Le premier manifeste publié par l’Ordre nouveau, il y a deux ans, comportait trois revendications capitales : personnalisme, communisme antiproductiviste, régionalisme, traduisant cette formule de base : Spirituel d’abord, Économique ensuite, Politique à leur service.
Il est facile d’indiquer rapidement le principe de cohésion de ces trois ordres. Dans l’ordre philosophique, l’Ordre nouveau suspend toutes ses définitions à l’acte constituant la personne (l’individu engagé dans un conflit concret). Sur cette notion d’acte pris comme point de départ4 se fondent ses analyses du pouvoir et des valeurs, et sa critique du travail. Cette critique se développe en une doctrine économique, dont on trouvera la première synthèse dans l’ouvrage important d’Aron et Dandieu : la Révolution nécessaire. Sa revendication essentielle est l’abolition de la condition prolétarienne par le moyen du service civil de travail5. L’analyse du pouvoir aboutit d’autre part à une conception de l’organisation politique radicalement antiétatiste, fédéraliste, ou mieux communaliste.

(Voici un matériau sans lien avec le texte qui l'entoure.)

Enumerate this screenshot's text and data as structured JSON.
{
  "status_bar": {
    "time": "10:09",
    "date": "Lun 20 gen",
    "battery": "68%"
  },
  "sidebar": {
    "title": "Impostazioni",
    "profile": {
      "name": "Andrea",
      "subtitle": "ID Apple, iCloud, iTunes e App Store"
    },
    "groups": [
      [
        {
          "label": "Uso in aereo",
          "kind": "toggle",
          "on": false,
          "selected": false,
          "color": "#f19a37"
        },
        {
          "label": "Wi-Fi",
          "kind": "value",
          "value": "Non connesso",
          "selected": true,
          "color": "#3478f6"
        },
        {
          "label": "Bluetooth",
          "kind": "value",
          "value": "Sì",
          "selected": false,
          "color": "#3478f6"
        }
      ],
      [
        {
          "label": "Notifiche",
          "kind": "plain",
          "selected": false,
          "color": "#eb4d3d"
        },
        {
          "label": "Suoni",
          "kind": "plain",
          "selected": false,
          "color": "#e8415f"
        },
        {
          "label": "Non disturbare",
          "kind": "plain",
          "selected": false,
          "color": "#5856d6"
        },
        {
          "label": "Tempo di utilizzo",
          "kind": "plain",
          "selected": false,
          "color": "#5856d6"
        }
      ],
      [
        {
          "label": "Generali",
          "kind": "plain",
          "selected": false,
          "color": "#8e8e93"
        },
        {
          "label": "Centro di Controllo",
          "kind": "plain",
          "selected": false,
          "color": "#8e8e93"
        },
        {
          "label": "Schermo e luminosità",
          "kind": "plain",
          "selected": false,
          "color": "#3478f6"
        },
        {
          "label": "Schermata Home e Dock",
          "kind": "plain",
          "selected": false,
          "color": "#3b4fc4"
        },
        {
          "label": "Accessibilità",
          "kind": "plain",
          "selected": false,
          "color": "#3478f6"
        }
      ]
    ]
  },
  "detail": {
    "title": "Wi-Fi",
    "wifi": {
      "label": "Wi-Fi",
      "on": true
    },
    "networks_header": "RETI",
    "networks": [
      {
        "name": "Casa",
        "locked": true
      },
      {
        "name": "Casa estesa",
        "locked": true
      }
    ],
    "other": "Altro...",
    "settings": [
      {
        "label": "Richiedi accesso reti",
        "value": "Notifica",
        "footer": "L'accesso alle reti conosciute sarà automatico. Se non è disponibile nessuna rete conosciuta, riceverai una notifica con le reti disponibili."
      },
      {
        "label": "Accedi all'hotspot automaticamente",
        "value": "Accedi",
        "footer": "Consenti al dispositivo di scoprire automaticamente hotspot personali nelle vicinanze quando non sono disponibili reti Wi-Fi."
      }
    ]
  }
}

L’assimilation de la personne à un acte6, tel est donc le fait spirituel, le fait humain par excellence auquel l’Ordre nouveau rattache d’une façon immédiate toutes ses institutions. Telle est la « primauté du spirituel » qu’il ne cesse d’invoquer au risque, il faut le dire, de créer provisoirement, dans certains cerveaux, les plus graves malentendus. On a cru, ou feint de croire, qu’il ne s’agissait là que d’un « spiritualisme ». De même, on a trop souvent confondu, et jusque chez les communistes, matérialisme et matérialisme dialectique.
L’influence des idées « ordre nouveau » est beaucoup plus considérable qu’on le croirait à lire la presse politicienne. Plusieurs des mots d’ordre que la jeunesse française fait [p. 57] siens depuis un an ont été lancés par l’ON qui a eu l’adresse de ne pas en faire une sorte de propriété privée. Parmi eux, je citerai le « ni droite ni gauche » repris depuis peu par les ligues d’anciens combattants (dont l’action sera peut-être décisive l’année prochaine) ; l’idée de la « mission personnaliste de la France », que les centristes et les droites opposent à la mystique des masses russe ou allemande ; enfin l’idée du service civil de travail, qui pourrait bien devenir le cheval de bataille des mouvements de gauche.
« Primauté du spirituel », nous retrouvons cette affirmation dans la revue Esprit. S’agit-il là, encore, du spirituel comme acte ? Certes, Emmanuel Mounier, directeur de la revue, définissait dès son premier numéro une conception spiritualiste qui n’a rien de commun avec cela qu’ont voulu voir en elle les critiques de droite et de gauche, victimes de la confusion que j’ai dite. « Ce ne sont pas ceux qui disent Esprit ! Esprit !… » Mais tandis que l’Ordre nouveau évite l’emploi fort équivoque du mot Esprit, pour y substituer l’adjectif « spirituel » qualifiant l’acte personnel — et cette nuance est capitale —, il est incontestable que l’« esprit » d’Esprit est d’inspiration spécifiquement chrétienne. La revue a d’ailleurs franchement pris position dans un numéro spécial intitulé : Rupture entre l’ordre chrétien et le désordre établi. Esprit n’en reste pas moins le lieu de rencontre d’une centaine de jeunes écrivains « de toutes croyances et de toutes incroyances », comme disait Péguy, le lieu d’une enquête permanente et approfondie sur la condition humaine telle que la déterminent le capitalisme et l’esprit bourgeois, — le lieu enfin d’un ambitieux effort de reconstruction culturelle. Il faut citer ici les numéros volumineux consacrés à la question du Travail, ou à l’Argent misère du pauvre, misère du riche. Un tel titre n’évoque-t-il pas un souvenir fameux ? Cette revue jouera-t-elle un rôle comparable à celui des Cahiers de la quinzaine ? Elle a su se garder assez bien de la démagogie, des à peu près journalistiques, des attaques personnelles qui assurent d’ordinaire aux publications dites révolutionnaires un succès de lecture, aux dépens de toute adhésion durable. Des obscurités, des lourdeurs, un péguysme parfois complaisant, — on voudrait faire l’éloge de ces gaucheries, songeant aux habiletés stériles, idiotes, de la critique bien pensante.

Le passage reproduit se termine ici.